Yargı, varlığı ben merkezci bir anlayışla tepki vermeye iter. Benliklerle verilen bu tepkiye düşünce odağı olan ego biçim verir. Düşünce ise madde illüzyonuna yani zamana aittir ve yargılama durumunda gözlemci ile gözlenen arasında ayrılık yaratır. Odaklanarak, düşünce ve duyguların ötesinden bütün halde görebilmek saf bir biçimde algılamanın ve sapmaları gidermenin yolunu açar. Bu anda yargı ve ayrılık biter, illüzyonun ötesine geçilir ve farkındalık hali başlar. Varlık ya zihninde imaj oluşturur onun ardından sürüklenerek ayrışmaya devam eder ya da oluşturduğu imajı gözlemleyerek özden sevgi dolu bir bütünlük anlayışına ulaşır.

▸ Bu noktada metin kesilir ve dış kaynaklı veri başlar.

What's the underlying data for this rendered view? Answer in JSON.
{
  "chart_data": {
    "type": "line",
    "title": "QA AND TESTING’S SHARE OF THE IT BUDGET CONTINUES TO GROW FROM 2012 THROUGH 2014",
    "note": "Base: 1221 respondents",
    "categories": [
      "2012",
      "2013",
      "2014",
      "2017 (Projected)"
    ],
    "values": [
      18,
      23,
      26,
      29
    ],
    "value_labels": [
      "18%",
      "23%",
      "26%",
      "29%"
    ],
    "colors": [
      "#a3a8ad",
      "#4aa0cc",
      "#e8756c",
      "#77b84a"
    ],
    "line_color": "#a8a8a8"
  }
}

Birisi illüzyonun etkisini sürdürür, diğeri ise varlığın idrakli hakimiyetini sağlar.
Özgür irade sapmaları, ikilik unsurlarının gözlemlenerek teke indirgenmesi ile giderilebilir. Bu anlayış ve algılama durumunda sevgi deneyleri başarıyla sonuçlanır. Yani illüzyona dair çatışma, ayrışma ve korkunun gözlemlenerek algılanması ve giderilmesi varlığın bu madde düzlemindeki temel fonksiyonudur.
Yargı, varlık enerjisinin zaman düzleminde kalmasına neden olur ve özden sevgi dolu bir kavrayışın önüne geçerek ayrışma yaratır. Çünkü yargıya sebep olan benlik bir diğerinden ayrışmış halde zaman düzleminde yer alırken, bütüncül anlayışa sahip öz andadır. Bir olay ya da varlığı saf bir biçimde algılamak için enerjinin bir noktada toparlanması ve deneyimlenen yaşam örgülerine odaklanılması bu yüzden önemlidir.